Greenbrier's first baseball practice on Feb. 12 had a player inventory drastically different from that of last year's team. Many of the key components from last season's unforgettable 35-1 team that won a Class AAAA state title were nowhere to be found.
The heavy-hitting seniors such as Rich Poythress, Chris "Fud" Johnson, Tim Thornhill, Cal Morris and Rafael Parks won't play another game at Greenbrier's field. Most have moved on to bigger and better fields.
"You don't replace guys like that," first-year Greenbrier baseball coach Rodney Holder said.

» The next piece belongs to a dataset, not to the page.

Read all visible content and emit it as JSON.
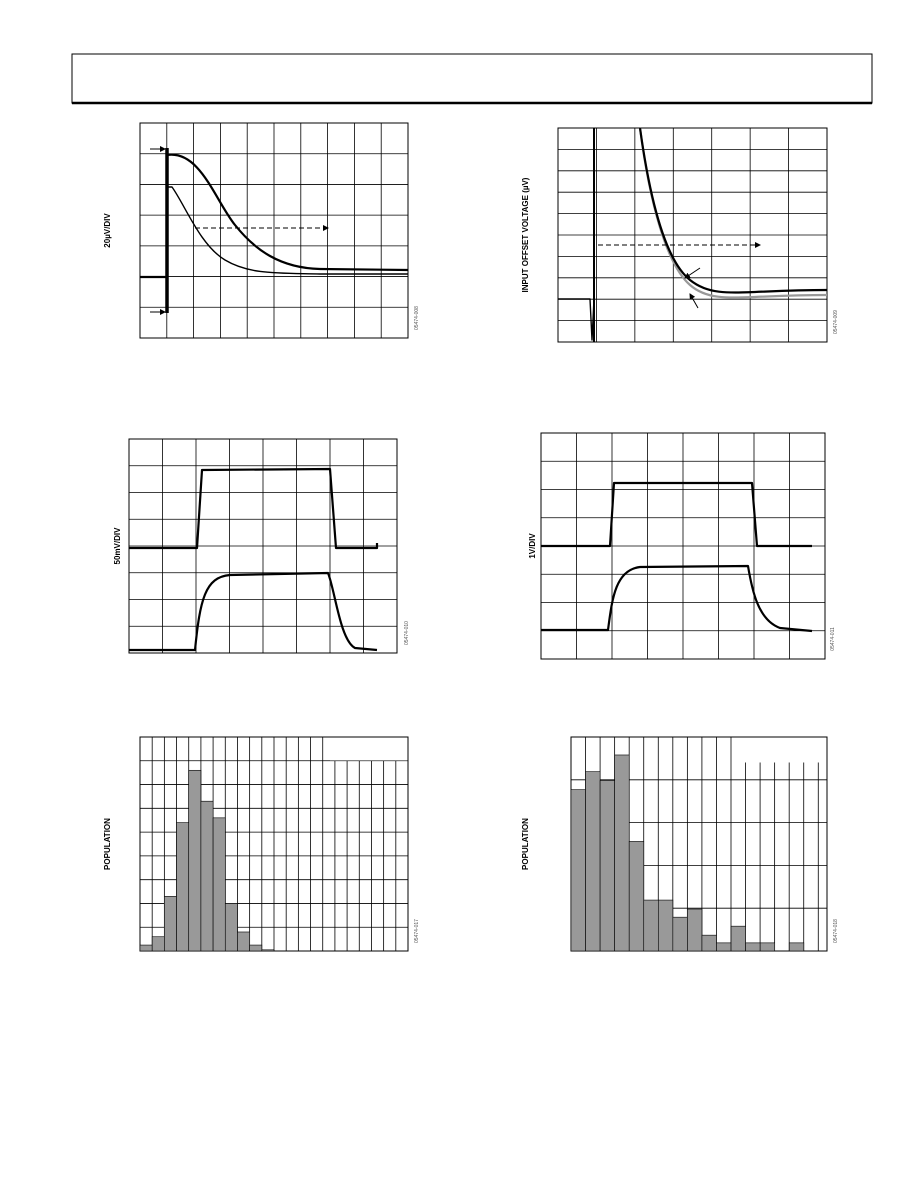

He'll have to anyway. Almost the entire starting infield is gone, and those players took their bats with them. Though two of the top pitchers in the state, junior Nolan Belcher and senior Brandon Cumpton, are back, they won't enjoy the offensive support they got last season.
"We'll be a different kind of offensive team this year," Holder said. "What that will be, we don't know yet."
It's not all bad news. Most teams in the state can only dream about the type of hitters still in Greenbrier's arsenal. Senior Jeff Rowland, who hit .411 from the leadoff spot last season, will return to the lineup, and Cumpton (.359 from the plate last year) and Belcher (.395) also will help themselves.
"One of my goals is to improve on my hitting," Cumpton said. "We've got to improve all the way around."
Still, five starting positions are open. Senior Damien Lucree and junior Pat McGowan are expected to make an appearance in the starting line up this season. Seniors Michael Hester at second base and Russ Winter at catcher were starters last year.
Holder said more than 30 juniors and sophomores are competing for the rest of the open spots on the team.
"It's tough here because some kids are not going to make it who could probably play somewhere else," he said. "We're fortunate enough to have a lot of young kids who worked hard over the summer."
With the young talent rising, Greenbrier's players don't seem worried. The statements made by Rowland at the first day of practice didn't sound like they were coming from a senior whose team no longer had almost 75 percent of its run support.
"Last year, we had people on the bench that could have started anywhere else," he said. "We're not going to be a power hitting team, but we're going to find a way to get it done. We don't want to sound cocky, but we're not real worried about it."
Greenbrier's season opens at Burke County on Feb. 28.